Dir: Andrew Cymek
Star: Brigitte Kingsley, Landy Cannon, Sara Mitich, Patrick Kwok-Choon
Yeah, it’s more or less inevitable that this is not going to live up to its title. How could it, realistically? Still, there remains a sense of disappointment that what we get is likely closer in tone to the director’s previous film, A Very Corgi Christmas. Admittedly, he was also responsible for Dark Rising, starring the same lead (they’re married), and which goes along similar, tenticular lines. I guess if you want to work, you need to make what the market demands. Cymek certainly isn’t alone there, with genre stalwarts like David DeCoteau and Anthony C. Ferrante lending their names to TV movies such as Mommy’s Deadly Con Artist and Crown Prince of Christmas respectively, in between more “personal” projects.

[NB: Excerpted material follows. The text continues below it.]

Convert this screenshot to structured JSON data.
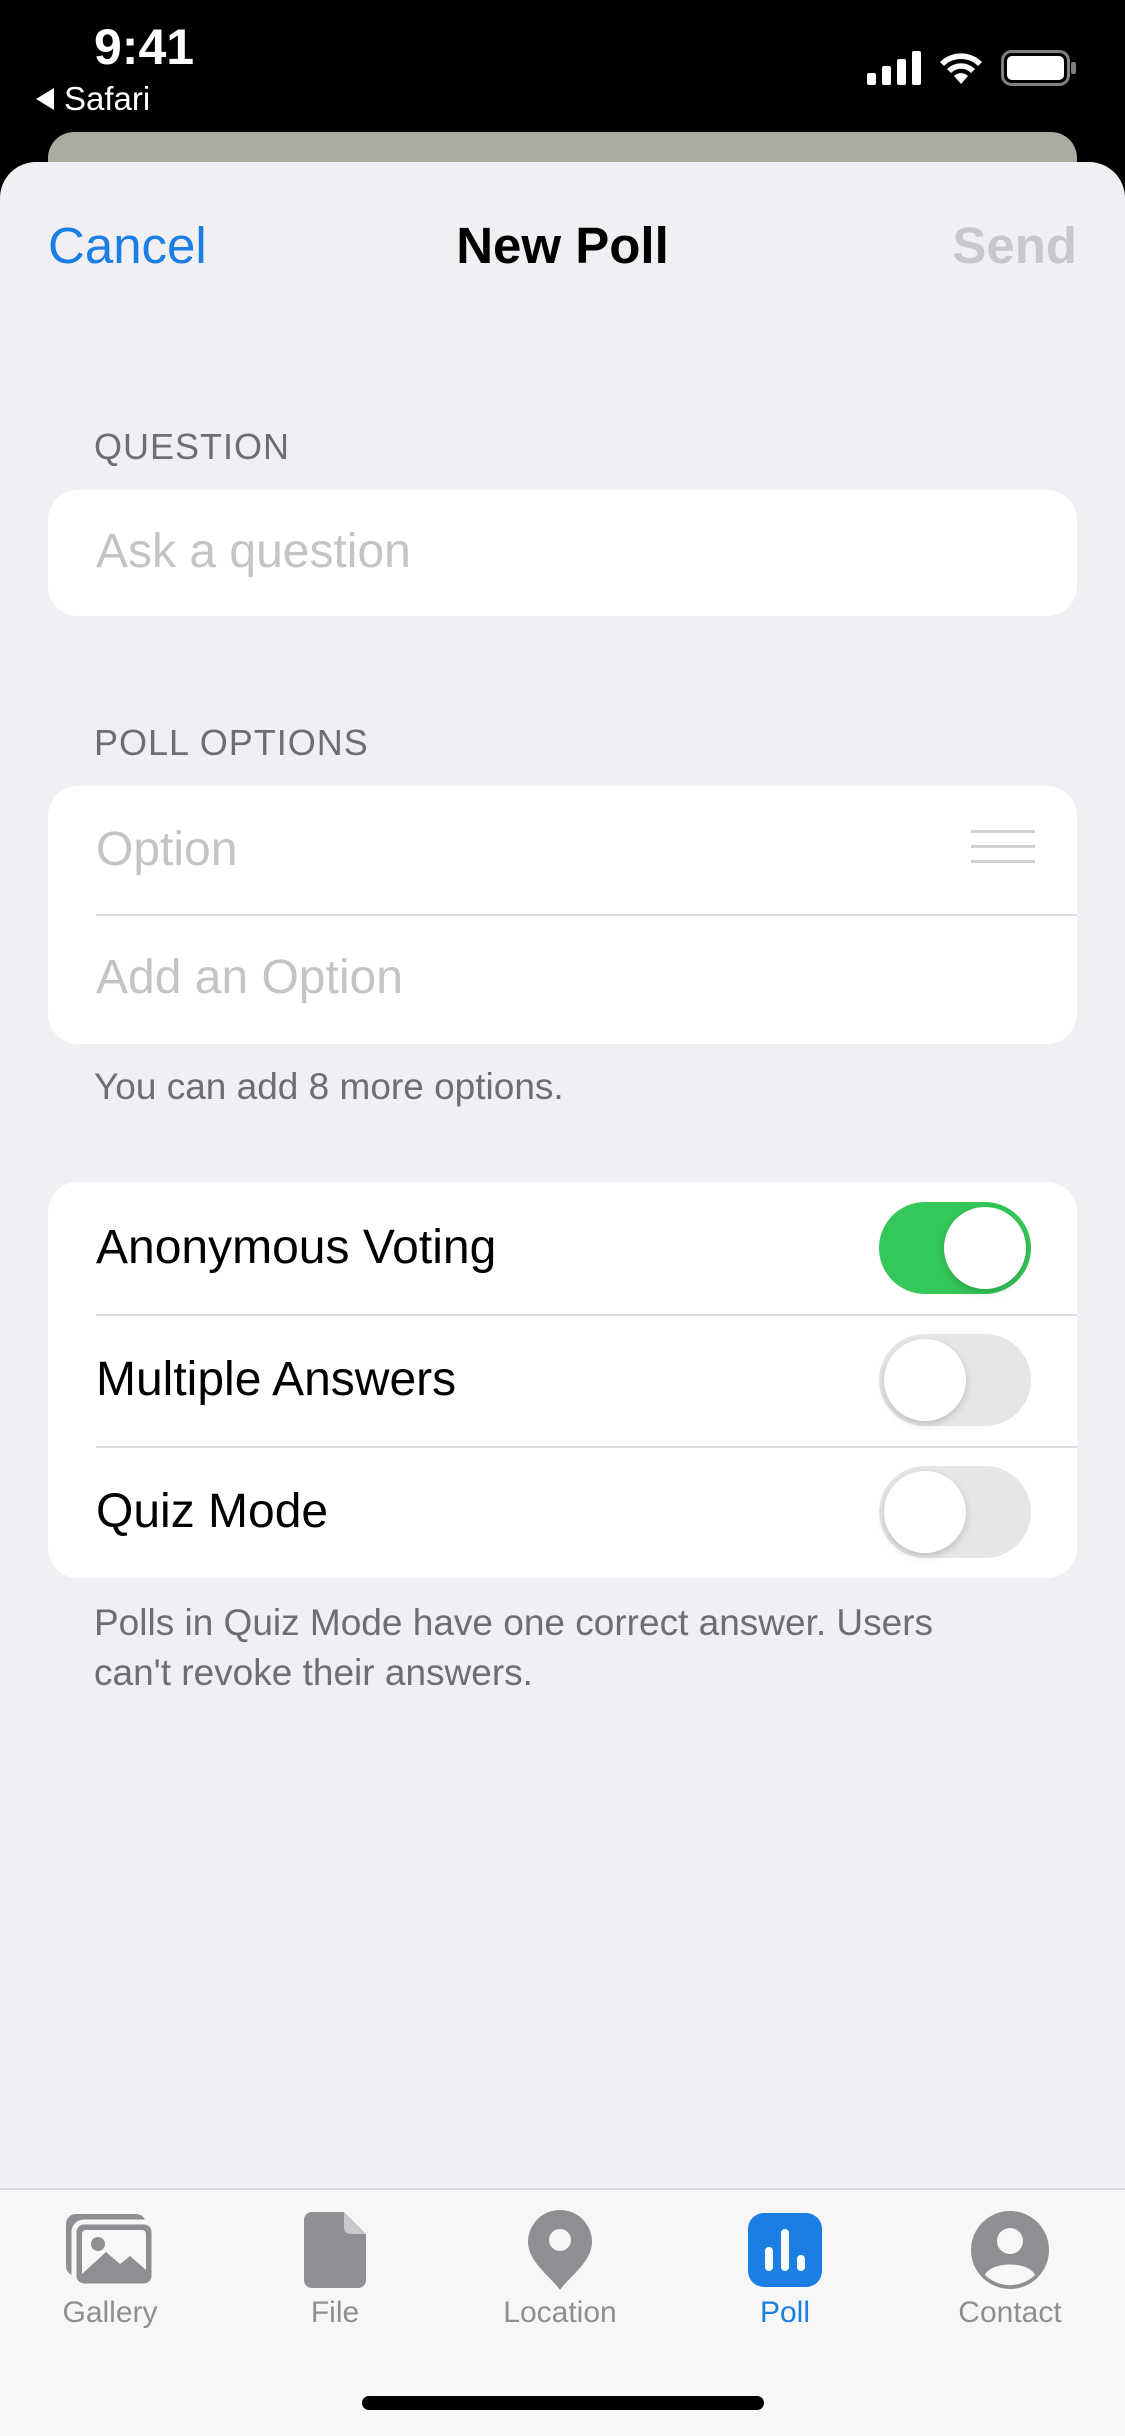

This begins with a prologue in the fifties, where miners blow open the underground lair of an octopus-like creature, the sole survivor eventually sealing it off once more with dynamite. Fast-forward to the present day, where a new Russian laser drilling tool is being demonstrated at the mine, in front of an eager press corps. They include hot-shot reporter Hunter Hazelton (Kingsley), fresh off her latest undercover scoop as a stripper, and her deadly rival, Annie Markowitz (Mitich), You will be unsurprised to learn the laser once again unleashes Rocktapussy, as well as a slew of other dangers, including zombies, lava, a Rocktapussy-worshipping cult and, particularly unexplained, a medieval knight in full armour. “And why not?”, if I may be forgiven going full Barry Norman for a moment.
It feels as if the makers simply threw as many ideas as they could in, and hoped for the best. The main two problems though, are a film that takes too long to get going, and the decision early on to split the party up. There’s Hunter and hunky miner Carey (Cannon), who exchange rom-com banter apparently left on the cutting-room floor from Romancing the Stone, as they meander through the passageways. Then there’s Annie and everyone else; the switching back and forth between the two groups seems to stop the film from building much momentum. Eventually, they are re-united, and things do improve – not least because the costumes seem to have strayed in from Hunter’s time as an undercover stripper.
I sense the makers were aiming for something along the lines of Lair of the White Worm, a tongue-in-cheek romp which is not intended to be taken seriously, by anyone outside of the characters. However, this takes too long to develop the same, delirious sense of outrageousness – arguably, never quite getting there. Things look decent enough, even if glimpses of Rocktapussy are largely limited to the monster’s tentacles waving menacingly around. It just is in desperate need of embracing the silliness of its core concept, and all the trimmings with which that is endowed. You can’t do this kind of thing, while also trying to keep one foot in family-friendly territory. Cut two minutes, and this could potentially turn into A Very Rocktapussy Christmas.